Used by Python's did you mean? suggestions in AttributeError and NameError. real_quick_ratio and quick_ratio are cheap upper bounds that prune most candidates before computing the full ratio.

restore

# CPython: Lib/difflib.py:800 restore
def restore(delta, which):
"""Return one of the two sequences that generated a delta.

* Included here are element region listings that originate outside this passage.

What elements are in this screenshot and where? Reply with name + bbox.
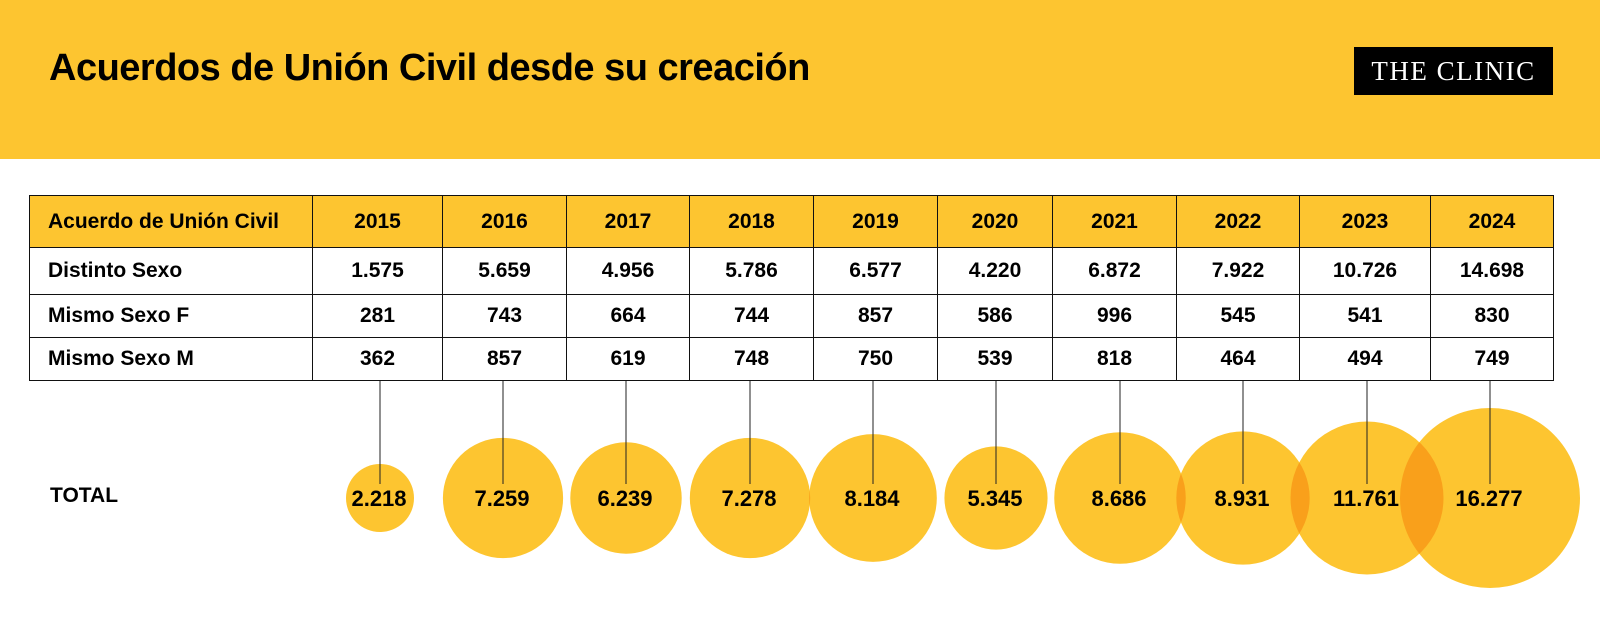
total-bubble	[689, 437, 811, 559]
table-cell: 748	[689, 337, 814, 381]
page-title: Acuerdos de Unión Civil desde su creació…	[49, 47, 810, 89]
total-bubble	[944, 446, 1048, 550]
bubble-labels: 2.218 7.259 6.239 7.278 8.184 5.345 8.686 8.931…	[351, 486, 1522, 511]
connector-lines	[379, 381, 1491, 484]
bubble-value-label: 16.277	[1455, 486, 1522, 511]
year-header: 2016	[442, 195, 567, 248]
bubble-value-label: 8.184	[844, 486, 900, 511]
table-cell: 4.956	[566, 247, 690, 295]
year-header: 2021	[1052, 195, 1177, 248]
table-cell: 539	[937, 337, 1053, 381]
table-cell: 464	[1176, 337, 1300, 381]
row-label: Mismo Sexo M	[29, 337, 313, 381]
table-cell: 7.922	[1176, 247, 1300, 295]
total-bubble	[442, 437, 564, 559]
table-cell: 619	[566, 337, 690, 381]
bubble-value-label: 8.686	[1091, 486, 1146, 511]
table-cell: 744	[689, 294, 814, 338]
table-cell: 281	[312, 294, 443, 338]
bubble-value-label: 7.278	[721, 486, 776, 511]
table-cell: 1.575	[312, 247, 443, 295]
corner-header: Acuerdo de Unión Civil	[29, 195, 313, 248]
bubble-value-label: 7.259	[474, 486, 529, 511]
table-cell: 10.726	[1299, 247, 1431, 295]
table-header-row: Acuerdo de Unión Civil 2015 2016 2017 20…	[29, 195, 1554, 248]
total-bubble	[809, 434, 937, 562]
bubble-value-label: 6.239	[597, 486, 652, 511]
year-header: 2018	[689, 195, 814, 248]
total-bubble	[1054, 432, 1186, 564]
table-cell: 830	[1430, 294, 1554, 338]
year-header: 2023	[1299, 195, 1431, 248]
year-header: 2017	[566, 195, 690, 248]
total-bubble	[1400, 408, 1580, 588]
total-bubble	[1176, 431, 1310, 565]
table-cell: 749	[1430, 337, 1554, 381]
bubbles-layer	[346, 408, 1580, 588]
year-header: 2020	[937, 195, 1053, 248]
total-bubble	[570, 442, 682, 554]
table-cell: 6.577	[813, 247, 938, 295]
table-cell: 6.872	[1052, 247, 1177, 295]
table-row: Distinto Sexo 1.575 5.659 4.956 5.786 6.…	[29, 247, 1554, 295]
table-cell: 5.786	[689, 247, 814, 295]
year-header: 2015	[312, 195, 443, 248]
year-header: 2019	[813, 195, 938, 248]
bubble-value-label: 11.761	[1333, 486, 1399, 511]
bubble-value-label: 5.345	[967, 486, 1022, 511]
table-cell: 494	[1299, 337, 1431, 381]
table-cell: 818	[1052, 337, 1177, 381]
year-header: 2022	[1176, 195, 1300, 248]
total-bubble	[1290, 421, 1444, 575]
table-cell: 857	[442, 337, 567, 381]
data-table: Acuerdo de Unión Civil 2015 2016 2017 20…	[29, 195, 1554, 381]
total-label: TOTAL	[50, 484, 119, 507]
bubble-value-label: 2.218	[351, 486, 406, 511]
brand-logo: THE CLINIC	[1354, 47, 1553, 95]
table-cell: 857	[813, 294, 938, 338]
bubble-value-label: 8.931	[1214, 486, 1269, 511]
header-band: Acuerdos de Unión Civil desde su creació…	[0, 0, 1600, 159]
year-header: 2024	[1430, 195, 1554, 248]
table-cell: 14.698	[1430, 247, 1554, 295]
table-row: Mismo Sexo M 362 857 619 748 750 539 818…	[29, 337, 1554, 381]
table-cell: 362	[312, 337, 443, 381]
total-bubble	[346, 464, 414, 532]
table-cell: 541	[1299, 294, 1431, 338]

which=1 returns the 'a' sequence (lines prefixed with ' ' or '-').
which=2 returns the 'b' sequence (lines prefixed with ' ' or '+').
"""
tag = {1: "- ", 2: "+ "}[int(which)]
prefixes = (" ", tag)
for line in delta:
if line[:2] in prefixes:
yield line[2:]

restore reconstructs the original text from Differ output. Each Differ line is prefixed with ' ' (common), '- ' (only in a), '+ ' (only in b), or '? ' (hints).

diff_bytes

# CPython: Lib/difflib.py:1250 diff_bytes
def diff_bytes(dfunc, a, b, fromfile=b'', tofile=b'',
fromfiledate=b'', tofiledate=b'', n=3, lineterm=b'\n'):
"""Wrapper around a text-mode diff function for byte-string inputs."""
def decode(s):
try:
return s.decode('ascii')
except UnicodeDecodeError:
return s.decode('latin-1')
...

diff_bytes decodes byte sequences with a lossy Latin-1 fallback, calls the wrapped text diff, then re-encodes lines. Used for binary-safe file comparison.

gopy notes

unified_diff and context_diff are pure Python generators backed by SequenceMatcher which is implemented in module/difflib/module.go. get_close_matches uses the same SequenceMatcher ratio. HtmlDiff uses html.escape from module/html/module.go.